Mahbub Sazan, Sawmya Shashata, Saha Arpita, Reaz Rezwana, Rahman M Sohel, Bayzid Md Shamsuzzoha
Department of Computer Science and Engineering, Bangladesh University of Engineering and Technology, Dhaka, Bangladesh.
Department of Computer Science, University of Maryland, College Park, Maryland, USA.
J Comput Biol. 2022 Nov;29(11):1156-1172. doi: 10.1089/cmb.2022.0212. Epub 2022 Sep 1.
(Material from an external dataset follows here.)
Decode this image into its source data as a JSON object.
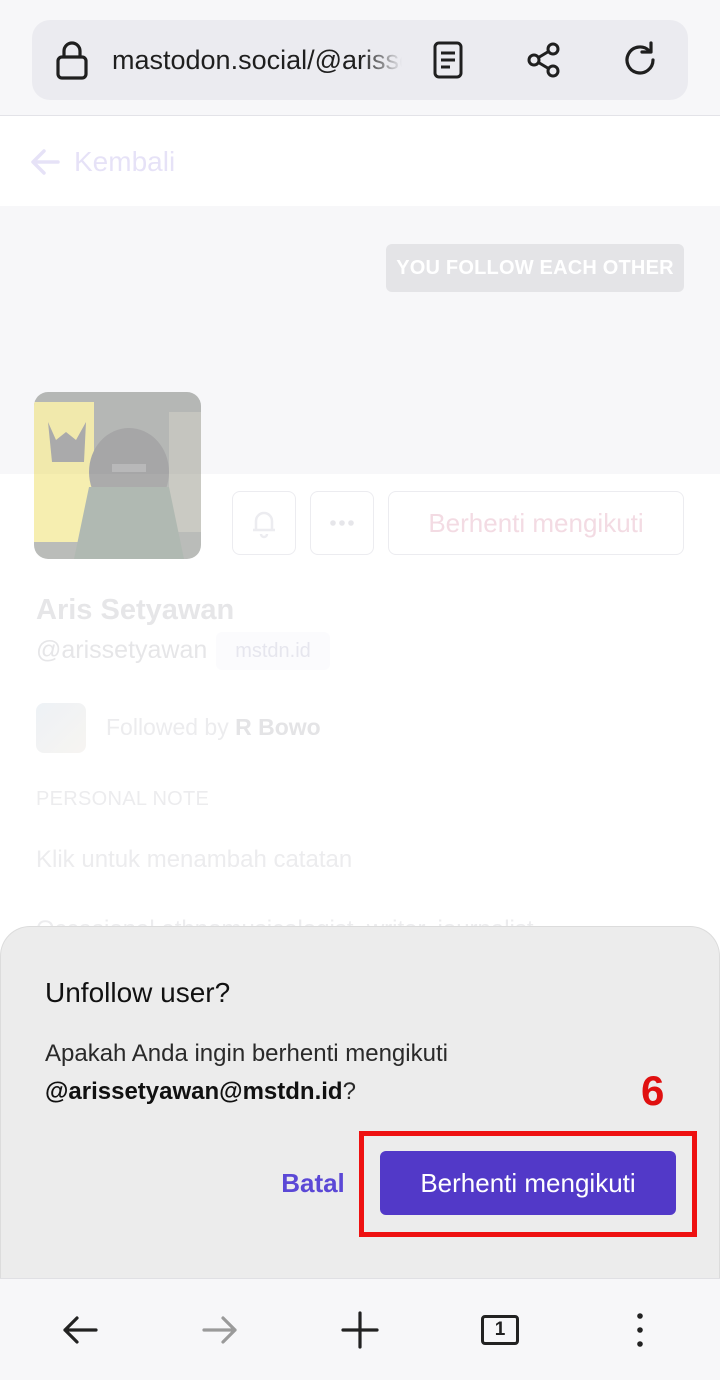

Species tree estimation is frequently based on phylogenomic approaches that use multiple genes from throughout the genome. However, for a combination of reasons (ranging from sampling biases to more biological causes, as in gene birth and loss), gene trees are often incomplete, meaning that not all species of interest have a common set of genes. Incomplete gene trees can potentially impact the accuracy of phylogenomic inference. We, for the first time, introduce the problem of imputing the quartet distribution induced by a set of incomplete gene trees, which involves adding the missing quartets back to the quartet distribution. We present Quartet based Gene tree Imputation using Deep Learning (QT-GILD), an automated and specially tailored unsupervised deep learning technique, accompanied by cues from natural language processing, which learns the quartet distribution in a given set of incomplete gene trees and generates a complete set of quartets accordingly. QT-GILD is a general-purpose technique needing no explicit modeling of the subject system or reasons for missing data or gene tree heterogeneity. Experimental studies on a collection of simulated and empirical datasets suggest that QT-GILD can effectively impute the quartet distribution, which results in a dramatic improvement in the species tree accuracy. Remarkably, QT-GILD not only imputes the missing quartets but can also account for gene tree estimation error. Therefore, QT-GILD advances the state-of-the-art in species tree estimation from gene trees in the face of missing data.
物种树估计通常基于系统发育基因组学方法,该方法使用来自整个基因组的多个基因。然而,由于多种原因(从抽样偏差到更多生物学原因,如基因的产生和丢失),基因树往往是不完整的,这意味着并非所有感兴趣的物种都有一组共同的基因。不完整的基因树可能会影响系统发育基因组学推断的准确性。我们首次提出了由一组不完整基因树诱导的四重奏分布的插补问题,这涉及将缺失的四重奏添加回四重奏分布中。我们提出了基于深度学习的四重奏基因树插补方法(QT-GILD),这是一种自动化且专门定制的无监督深度学习技术,并结合自然语言处理的线索,它可以学习给定的一组不完整基因树中的四重奏分布,并相应地生成一组完整的四重奏。QT-GILD是一种通用技术,无需对主题系统进行显式建模,也无需考虑数据缺失或基因树异质性的原因。对一组模拟和实证数据集的实验研究表明,QT-GILD可以有效地插补四重奏分布,从而显著提高物种树的准确性。值得注意的是,QT-GILD不仅可以插补缺失的四重奏,还可以考虑基因树估计误差。因此,面对数据缺失的情况,QT-GILD推动了从基因树估计物种树的技术水平。